On Feb. 27, Beyond Meat Inc. reported a net loss of $0.5 million, which is about 1 cent a share. Compared to a loss of $7.5 million — 18 cents a share — in the third quarter of 2019, this was an improvement to close 2019 with.
During the week of Feb. 27, the market underwent the largest drop since the financial crisis of 2008, with all three indices losing nearly 10% each.
Beyond Meat’s stock price closed on Feb. 28, at $89.65, down 15% for the week.
Despite this drop and the loss in the income statement, the firm is showing growing performance and ascension towards sustainable growth.
Net sales rose 212% to $98.5 million, beating the expectations of $79.5 million by $19 million. The meat substitute company’s sales volume tripled and is expected to continue to grow.
Beyond Meat expects to have sales revenue around $490 to $510 million in the fiscal year of 2020.
Analysts were pleased by the performance, but investors were disappointed, which caused the share price to drop 6% in after-hours trading.
Shares of Beyond Meat, which went public May 2, 2019, are up over 40.4% this year while the S&P 500 is down nearly 8% due to the selloff caused by a stock market reaction to the coronavirus.
This is a perfect example of when analysts and investors don’t agree about a valuation of a company and its prospects.
Despite this setback, the firm is still poised to become an industry leader for the years ahead if it improves in key areas.
Beyond Meat currently has the first mover or pioneer advantage against competitors like Impossible Foods and Tyson Foods Inc.
However, the plant-based company needs product mix diversity, and more ventures in supermarkets and grocery chains.
Sales in restaurants and food service outlets made up about 59% of Beyond Meat’s revenue in the quarter.

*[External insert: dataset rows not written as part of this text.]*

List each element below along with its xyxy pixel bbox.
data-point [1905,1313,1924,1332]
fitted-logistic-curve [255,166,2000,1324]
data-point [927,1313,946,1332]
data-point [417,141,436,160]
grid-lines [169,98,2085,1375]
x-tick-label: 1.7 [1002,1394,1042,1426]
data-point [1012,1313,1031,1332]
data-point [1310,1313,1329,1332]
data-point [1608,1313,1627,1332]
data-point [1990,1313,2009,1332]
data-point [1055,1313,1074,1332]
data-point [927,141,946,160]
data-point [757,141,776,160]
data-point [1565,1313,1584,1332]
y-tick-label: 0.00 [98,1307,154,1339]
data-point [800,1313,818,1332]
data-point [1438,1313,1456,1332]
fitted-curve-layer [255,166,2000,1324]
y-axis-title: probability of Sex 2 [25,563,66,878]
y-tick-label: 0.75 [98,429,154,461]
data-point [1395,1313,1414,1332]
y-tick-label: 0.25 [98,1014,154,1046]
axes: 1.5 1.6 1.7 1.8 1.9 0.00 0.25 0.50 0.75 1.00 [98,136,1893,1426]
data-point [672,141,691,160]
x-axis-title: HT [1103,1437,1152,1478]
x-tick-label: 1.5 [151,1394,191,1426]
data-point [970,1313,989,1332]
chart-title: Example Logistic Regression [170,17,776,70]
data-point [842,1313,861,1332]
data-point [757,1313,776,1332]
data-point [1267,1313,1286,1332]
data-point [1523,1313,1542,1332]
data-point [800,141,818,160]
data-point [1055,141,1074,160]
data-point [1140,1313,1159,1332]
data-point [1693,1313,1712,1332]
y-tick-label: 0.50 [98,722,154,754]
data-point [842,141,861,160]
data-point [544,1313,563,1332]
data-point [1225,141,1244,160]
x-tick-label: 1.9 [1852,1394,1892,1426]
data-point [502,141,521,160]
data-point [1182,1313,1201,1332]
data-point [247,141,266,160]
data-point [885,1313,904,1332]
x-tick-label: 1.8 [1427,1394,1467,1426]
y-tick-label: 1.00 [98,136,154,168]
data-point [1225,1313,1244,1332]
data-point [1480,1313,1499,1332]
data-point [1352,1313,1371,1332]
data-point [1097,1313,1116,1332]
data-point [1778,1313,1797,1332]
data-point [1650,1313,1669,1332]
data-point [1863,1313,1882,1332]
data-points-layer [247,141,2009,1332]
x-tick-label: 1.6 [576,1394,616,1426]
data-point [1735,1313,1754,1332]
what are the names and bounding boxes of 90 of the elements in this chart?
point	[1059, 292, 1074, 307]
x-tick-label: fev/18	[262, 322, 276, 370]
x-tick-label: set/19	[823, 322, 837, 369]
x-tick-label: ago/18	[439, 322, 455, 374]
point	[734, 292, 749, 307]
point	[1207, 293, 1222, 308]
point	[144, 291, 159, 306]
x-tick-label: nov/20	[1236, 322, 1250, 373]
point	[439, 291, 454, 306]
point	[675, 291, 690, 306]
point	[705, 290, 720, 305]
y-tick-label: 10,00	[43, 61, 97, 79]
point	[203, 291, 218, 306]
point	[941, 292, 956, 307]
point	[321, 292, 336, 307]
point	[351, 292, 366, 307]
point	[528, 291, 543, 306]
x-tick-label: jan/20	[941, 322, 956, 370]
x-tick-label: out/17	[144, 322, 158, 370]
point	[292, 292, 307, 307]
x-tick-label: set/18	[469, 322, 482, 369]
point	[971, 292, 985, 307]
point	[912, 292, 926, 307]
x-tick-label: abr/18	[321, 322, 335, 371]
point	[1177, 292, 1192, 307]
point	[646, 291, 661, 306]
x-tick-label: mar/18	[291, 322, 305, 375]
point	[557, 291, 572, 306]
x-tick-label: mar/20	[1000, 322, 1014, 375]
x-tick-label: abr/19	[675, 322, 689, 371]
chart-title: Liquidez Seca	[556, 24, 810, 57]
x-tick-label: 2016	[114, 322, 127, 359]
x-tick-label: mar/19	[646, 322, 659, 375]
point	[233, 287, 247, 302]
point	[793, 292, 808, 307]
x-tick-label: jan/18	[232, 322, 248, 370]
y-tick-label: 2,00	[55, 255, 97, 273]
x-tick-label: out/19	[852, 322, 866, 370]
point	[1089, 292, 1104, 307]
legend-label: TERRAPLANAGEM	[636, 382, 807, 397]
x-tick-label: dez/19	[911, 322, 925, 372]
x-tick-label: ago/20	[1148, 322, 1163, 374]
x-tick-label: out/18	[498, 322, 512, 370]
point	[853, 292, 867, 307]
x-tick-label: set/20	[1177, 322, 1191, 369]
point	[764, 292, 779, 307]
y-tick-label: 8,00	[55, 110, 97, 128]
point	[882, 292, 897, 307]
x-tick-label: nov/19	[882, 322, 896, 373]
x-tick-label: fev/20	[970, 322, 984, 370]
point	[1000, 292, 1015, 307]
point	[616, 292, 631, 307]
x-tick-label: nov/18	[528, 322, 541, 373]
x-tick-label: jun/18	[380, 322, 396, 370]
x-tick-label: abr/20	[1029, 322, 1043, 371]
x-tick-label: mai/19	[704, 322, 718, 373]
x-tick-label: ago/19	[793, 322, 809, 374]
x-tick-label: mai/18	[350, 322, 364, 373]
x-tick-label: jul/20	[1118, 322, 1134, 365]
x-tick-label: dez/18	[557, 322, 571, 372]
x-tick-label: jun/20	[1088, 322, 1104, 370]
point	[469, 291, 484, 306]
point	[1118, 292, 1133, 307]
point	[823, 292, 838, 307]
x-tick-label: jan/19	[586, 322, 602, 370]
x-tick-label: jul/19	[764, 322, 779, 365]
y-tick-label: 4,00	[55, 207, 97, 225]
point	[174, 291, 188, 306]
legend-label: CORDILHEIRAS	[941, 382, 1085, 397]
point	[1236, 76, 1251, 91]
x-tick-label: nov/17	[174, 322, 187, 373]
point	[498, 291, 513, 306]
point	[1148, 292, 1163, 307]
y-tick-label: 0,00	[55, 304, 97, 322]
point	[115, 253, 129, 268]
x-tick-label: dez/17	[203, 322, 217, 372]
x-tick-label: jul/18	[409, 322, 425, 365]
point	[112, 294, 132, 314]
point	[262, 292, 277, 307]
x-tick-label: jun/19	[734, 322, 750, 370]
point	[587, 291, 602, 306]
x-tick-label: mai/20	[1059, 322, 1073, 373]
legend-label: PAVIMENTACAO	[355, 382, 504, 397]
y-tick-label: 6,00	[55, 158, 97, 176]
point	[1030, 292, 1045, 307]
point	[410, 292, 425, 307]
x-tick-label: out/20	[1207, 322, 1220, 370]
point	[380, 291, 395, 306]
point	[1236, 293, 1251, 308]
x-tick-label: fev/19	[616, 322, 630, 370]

It is very reliant on these clients and needs to find more ways for revenue generation.
Increased competition from traditional food companies and meat producers adds competition as Beyond Meat is continuing to rack up partnership deals with large national restaurant chains.
Places like Starbucks Corp., Dunkin’ Brands Group Inc., McDonald’s Corp., and Denny’s Corp. are among them.
Beyond Meat is also planning to invest in expanding its production capacity.
At the start of the 2020, the company only had enough capacity to make $700 million of its meatless products, but it expects to increase that capacity to $1 billion by the end of 2020 due to increased capital expenditures.
It also plans on nearly doubling its number of co-packers, from six to 11 this year, as it plots its course for international expansion in Europe and Asia.
This, however, will be delayed due to the ongoing global health crisis.
Right now, the primary goal of this firm is to lay the foundation for its success in the marketplace.
Every firm must learn to deal with short term and long-term horizon investors, and Beyond Meat isn’t an exception.
As society grows more health-conscious and plant-based, the value proposition the firm offers will be realized over the long
term.
The company has forecasted that its adjusted EBITDA or earnings before taxes and non-cash items depreciation and amortization will be unchanged from 2019 as it spends more on marketing, research and development and international expansion.
Beyond Meat is currently operating mainly in Canada and the United States. It hasn’t been a year yet since the firm went public.
Only time will tell of the results of Beyond Meat’s strategic plans and how well it stays the course for its vision.